Carroll told The Post that his bill is still being fine-tuned but will go further than the Board of Education’s plans, which would allow seclusion with an adult in the room. He thinks action is coming far too late from the board, which did not respond to questions Wednesday.

“Why the heck was this going on on your watch?” Carroll asked of the board.

Before Wednesday’s promise of immediate action, the Board of Education told ProPublica and the Tribune that it would clarify that seclusion is an emergency measure but would need legislation to start monitoring the punishment’s use.

But after publication, and a flood of criticism, the board announced its emergency action. It also pledged to collect data on every use of timeouts and physical restraints in schools and said it would investigate all known cases of the seclusions.

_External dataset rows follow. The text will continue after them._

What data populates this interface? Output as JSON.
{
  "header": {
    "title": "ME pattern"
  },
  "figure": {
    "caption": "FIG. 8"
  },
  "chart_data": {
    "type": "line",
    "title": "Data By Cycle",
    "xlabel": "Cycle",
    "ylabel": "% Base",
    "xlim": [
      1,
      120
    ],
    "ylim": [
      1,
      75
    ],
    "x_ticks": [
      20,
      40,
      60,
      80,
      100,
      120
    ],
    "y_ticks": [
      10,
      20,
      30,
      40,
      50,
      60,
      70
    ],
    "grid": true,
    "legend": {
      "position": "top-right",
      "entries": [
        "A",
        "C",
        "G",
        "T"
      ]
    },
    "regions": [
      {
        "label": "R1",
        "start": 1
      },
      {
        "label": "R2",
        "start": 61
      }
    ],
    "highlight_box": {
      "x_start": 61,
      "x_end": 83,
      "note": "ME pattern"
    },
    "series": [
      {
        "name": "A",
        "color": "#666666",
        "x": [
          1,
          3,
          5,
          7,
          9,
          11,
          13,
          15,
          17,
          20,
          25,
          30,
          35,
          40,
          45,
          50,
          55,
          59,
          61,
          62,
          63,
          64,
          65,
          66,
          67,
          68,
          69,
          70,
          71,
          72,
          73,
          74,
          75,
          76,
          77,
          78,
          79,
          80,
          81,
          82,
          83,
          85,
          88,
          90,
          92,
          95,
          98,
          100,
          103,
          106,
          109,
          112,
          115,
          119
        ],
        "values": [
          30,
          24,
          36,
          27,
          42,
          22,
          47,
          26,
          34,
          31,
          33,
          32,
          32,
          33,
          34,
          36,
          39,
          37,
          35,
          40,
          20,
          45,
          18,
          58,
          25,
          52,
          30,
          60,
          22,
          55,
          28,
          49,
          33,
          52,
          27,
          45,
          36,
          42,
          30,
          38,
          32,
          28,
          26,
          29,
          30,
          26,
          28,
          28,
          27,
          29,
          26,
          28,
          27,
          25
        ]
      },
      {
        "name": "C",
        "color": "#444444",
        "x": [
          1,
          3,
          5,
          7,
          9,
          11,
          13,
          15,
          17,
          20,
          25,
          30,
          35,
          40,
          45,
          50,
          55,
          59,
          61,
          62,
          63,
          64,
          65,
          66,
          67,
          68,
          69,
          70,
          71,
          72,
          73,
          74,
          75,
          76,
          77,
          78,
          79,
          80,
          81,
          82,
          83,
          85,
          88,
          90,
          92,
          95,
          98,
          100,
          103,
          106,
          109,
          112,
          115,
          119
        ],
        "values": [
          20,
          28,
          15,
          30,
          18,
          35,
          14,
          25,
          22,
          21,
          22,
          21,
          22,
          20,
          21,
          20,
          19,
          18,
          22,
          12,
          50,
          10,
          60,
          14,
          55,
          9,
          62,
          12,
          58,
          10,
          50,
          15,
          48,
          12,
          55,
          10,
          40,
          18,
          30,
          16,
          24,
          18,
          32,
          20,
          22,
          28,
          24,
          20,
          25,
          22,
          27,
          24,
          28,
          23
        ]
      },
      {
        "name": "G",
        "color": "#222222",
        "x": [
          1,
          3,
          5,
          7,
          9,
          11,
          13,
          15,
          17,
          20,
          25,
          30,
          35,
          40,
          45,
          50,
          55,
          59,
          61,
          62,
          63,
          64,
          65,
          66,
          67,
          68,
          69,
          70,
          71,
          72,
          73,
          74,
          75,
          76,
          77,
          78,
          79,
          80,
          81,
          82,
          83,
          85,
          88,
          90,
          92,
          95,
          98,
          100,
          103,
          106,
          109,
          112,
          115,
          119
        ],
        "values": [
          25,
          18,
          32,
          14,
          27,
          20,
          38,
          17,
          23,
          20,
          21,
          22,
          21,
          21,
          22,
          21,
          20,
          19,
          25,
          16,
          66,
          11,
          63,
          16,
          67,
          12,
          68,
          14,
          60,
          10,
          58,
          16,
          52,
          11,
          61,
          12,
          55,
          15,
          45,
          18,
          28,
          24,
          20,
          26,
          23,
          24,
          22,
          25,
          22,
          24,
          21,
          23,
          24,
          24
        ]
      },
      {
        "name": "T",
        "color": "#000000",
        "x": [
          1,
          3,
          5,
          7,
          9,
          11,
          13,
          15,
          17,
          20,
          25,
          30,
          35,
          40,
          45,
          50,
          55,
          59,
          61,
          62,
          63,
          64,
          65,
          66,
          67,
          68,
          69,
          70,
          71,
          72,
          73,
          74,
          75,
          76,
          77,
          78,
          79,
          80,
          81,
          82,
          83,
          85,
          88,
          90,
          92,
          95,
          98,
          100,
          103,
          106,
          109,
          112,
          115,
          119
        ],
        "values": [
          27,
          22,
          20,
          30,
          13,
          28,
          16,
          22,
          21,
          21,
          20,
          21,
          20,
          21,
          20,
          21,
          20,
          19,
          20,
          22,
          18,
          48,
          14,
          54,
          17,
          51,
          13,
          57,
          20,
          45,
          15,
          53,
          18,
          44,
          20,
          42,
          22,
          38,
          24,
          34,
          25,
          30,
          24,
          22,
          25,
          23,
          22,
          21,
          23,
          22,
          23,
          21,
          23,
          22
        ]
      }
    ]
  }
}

Naiditch, from Equip for Equality, is pleased to see action on an issue that she says her group has raised alarms about for years. But she wants officials to forbid schools from subjecting students to any kind of restraint or seclusion, adult in the room or not. Otherwise, she worries that some schools will continue to break the rules.

“What we’ve seen in the mental health system is, whatever the legal requirements are, the practices end up being much more lax,” she said.

She worries that, crafted the wrong way, bills on isolated timeouts in schools could just help legitimize the practice. Years ago, she opposed one federal measure that would have curbed seclusion and restraint but allowed the tactics if they were approved in a student’s individual education plan.

“That would do absolutely nothing to prevent these kinds of abuses,” she said.